GENEVA: Migrants stuck in Libya while trying to reach Europe are being systematically tortured and forced into sexual slavery -- a crime against humanity, a United Nations investigation said on Monday.
The probe said it was deeply concerned at the deteriorating human rights situation in the conflict-torn North African country. “There are grounds to believe a wide array of war crimes and crimes against humanity have been committed by state security forces and armed militia groups,” the investigators concluded.
“Migrants, in particular, have been targeted and there is overwhelming evidence that they have been systematically tortured” in detention centres, the UN Independent Fact-Finding Mission on Libya said.
The report said there were reasonable grounds to believe that sexual slavery, a crime against humanity, was committed against migrants. And the investigators voiced concern about the deprivation of liberty of Libyans and migrants throughout the country, in what they said could also amount to crimes against humanity.
They found numerous cases of “arbitrary detention, murder, torture, rape, enslavement, sexual slavery, extrajudicial killing and enforced disappearance, confirming their widespread practice in Libya”.

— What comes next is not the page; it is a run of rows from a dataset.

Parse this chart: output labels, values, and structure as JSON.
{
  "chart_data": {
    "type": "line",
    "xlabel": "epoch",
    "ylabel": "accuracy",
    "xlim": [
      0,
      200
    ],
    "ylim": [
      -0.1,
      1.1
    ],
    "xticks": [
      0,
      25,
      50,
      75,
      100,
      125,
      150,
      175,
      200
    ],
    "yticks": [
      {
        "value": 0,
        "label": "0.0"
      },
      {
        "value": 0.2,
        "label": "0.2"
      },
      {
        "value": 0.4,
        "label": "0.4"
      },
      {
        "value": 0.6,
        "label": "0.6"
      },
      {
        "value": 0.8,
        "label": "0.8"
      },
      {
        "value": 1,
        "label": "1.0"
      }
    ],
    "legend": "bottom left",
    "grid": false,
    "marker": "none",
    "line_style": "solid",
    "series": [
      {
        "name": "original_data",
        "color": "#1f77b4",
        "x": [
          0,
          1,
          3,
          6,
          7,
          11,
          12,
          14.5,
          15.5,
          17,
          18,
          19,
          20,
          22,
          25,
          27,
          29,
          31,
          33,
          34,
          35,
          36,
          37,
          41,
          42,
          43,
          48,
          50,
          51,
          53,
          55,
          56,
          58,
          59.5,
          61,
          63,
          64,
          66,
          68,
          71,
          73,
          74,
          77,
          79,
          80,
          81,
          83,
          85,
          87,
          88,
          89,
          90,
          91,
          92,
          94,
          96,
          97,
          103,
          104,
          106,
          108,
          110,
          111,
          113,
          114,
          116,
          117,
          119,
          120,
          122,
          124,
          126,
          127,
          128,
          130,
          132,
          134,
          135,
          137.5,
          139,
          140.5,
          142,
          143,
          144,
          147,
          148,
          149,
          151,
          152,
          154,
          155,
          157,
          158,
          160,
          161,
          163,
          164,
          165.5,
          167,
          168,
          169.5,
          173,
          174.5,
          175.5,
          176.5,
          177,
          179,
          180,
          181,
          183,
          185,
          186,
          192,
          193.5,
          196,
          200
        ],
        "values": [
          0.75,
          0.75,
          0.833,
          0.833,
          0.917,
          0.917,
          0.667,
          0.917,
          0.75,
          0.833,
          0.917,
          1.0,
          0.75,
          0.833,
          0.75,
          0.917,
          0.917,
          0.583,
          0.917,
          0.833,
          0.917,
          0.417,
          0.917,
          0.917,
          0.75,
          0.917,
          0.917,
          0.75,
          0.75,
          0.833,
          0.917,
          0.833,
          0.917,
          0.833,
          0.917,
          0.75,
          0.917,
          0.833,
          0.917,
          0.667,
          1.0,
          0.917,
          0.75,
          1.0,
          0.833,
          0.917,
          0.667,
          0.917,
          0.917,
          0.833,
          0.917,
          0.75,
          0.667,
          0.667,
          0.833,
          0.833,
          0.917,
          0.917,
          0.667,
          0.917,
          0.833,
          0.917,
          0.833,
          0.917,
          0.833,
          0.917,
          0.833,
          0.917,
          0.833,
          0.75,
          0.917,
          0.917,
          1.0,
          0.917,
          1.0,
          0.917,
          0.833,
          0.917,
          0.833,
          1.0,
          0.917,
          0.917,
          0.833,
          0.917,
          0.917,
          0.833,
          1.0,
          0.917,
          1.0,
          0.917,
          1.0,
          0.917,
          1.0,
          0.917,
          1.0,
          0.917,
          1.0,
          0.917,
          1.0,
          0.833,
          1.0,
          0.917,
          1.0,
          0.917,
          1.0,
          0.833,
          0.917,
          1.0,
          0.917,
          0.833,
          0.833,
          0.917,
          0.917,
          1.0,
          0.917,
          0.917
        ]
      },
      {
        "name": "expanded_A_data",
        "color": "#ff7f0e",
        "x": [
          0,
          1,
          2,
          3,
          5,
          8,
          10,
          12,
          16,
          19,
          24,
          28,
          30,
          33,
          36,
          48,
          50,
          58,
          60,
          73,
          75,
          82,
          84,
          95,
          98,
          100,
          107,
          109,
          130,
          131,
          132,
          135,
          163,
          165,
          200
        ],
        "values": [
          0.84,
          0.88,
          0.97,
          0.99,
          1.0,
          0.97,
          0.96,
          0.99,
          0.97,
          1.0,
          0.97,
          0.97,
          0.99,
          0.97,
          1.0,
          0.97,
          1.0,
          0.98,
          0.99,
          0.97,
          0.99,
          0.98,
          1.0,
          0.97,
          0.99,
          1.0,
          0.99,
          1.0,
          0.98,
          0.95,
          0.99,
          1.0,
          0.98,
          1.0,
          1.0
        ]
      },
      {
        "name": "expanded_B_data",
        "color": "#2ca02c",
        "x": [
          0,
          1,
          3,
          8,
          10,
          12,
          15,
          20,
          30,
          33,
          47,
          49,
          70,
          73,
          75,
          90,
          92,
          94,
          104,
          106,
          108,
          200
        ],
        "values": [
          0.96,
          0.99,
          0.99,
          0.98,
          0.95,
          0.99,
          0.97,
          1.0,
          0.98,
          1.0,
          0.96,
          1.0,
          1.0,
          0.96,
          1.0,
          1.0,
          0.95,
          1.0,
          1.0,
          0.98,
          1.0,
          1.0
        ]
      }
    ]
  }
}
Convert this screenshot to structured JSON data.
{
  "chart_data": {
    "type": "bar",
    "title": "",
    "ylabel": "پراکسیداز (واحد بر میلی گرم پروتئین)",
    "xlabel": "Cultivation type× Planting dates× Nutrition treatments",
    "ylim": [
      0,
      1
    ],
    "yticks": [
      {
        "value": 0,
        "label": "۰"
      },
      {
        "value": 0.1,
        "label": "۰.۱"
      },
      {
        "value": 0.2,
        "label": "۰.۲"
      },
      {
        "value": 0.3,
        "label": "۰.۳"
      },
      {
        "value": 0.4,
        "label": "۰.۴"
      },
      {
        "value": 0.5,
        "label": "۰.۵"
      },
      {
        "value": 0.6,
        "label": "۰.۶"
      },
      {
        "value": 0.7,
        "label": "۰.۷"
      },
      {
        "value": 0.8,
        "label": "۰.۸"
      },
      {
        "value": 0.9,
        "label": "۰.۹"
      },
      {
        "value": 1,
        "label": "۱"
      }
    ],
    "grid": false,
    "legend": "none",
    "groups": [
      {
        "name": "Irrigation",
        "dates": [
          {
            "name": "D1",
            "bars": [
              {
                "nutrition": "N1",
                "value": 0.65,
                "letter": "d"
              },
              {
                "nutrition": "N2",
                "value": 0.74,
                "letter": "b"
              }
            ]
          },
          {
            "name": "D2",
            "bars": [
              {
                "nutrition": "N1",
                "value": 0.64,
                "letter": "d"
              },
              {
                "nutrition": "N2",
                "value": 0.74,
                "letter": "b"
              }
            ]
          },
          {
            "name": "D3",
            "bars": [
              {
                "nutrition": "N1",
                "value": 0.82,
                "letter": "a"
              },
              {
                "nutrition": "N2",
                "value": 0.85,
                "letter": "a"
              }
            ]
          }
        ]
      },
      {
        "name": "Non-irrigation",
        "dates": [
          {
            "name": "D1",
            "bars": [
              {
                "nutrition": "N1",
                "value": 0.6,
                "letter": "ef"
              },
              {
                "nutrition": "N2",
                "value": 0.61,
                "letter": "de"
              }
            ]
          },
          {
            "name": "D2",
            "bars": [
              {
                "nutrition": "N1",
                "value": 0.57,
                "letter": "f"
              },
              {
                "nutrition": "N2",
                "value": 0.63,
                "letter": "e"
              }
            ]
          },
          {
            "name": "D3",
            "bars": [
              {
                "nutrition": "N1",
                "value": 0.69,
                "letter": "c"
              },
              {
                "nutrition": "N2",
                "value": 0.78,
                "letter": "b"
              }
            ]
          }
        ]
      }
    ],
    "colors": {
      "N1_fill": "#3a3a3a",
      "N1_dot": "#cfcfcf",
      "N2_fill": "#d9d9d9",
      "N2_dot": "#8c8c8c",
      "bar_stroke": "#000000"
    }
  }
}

People held in detention were regularly subjected to “torture, solitary confinement, held incommunicado, and denied adequate access to water, food, toilets, sanitation, light, exercise, medical care, legal counsel, and communication with family members”, the investigators said. But they said nearly all the survivors they interviewed did not lodge official complaints out of fear of reprisals, arrest, extortion and a lack of confidence in the justice system. The three-member panel said there was a broad effort by the authorities in Libya to repress dissent by civil society.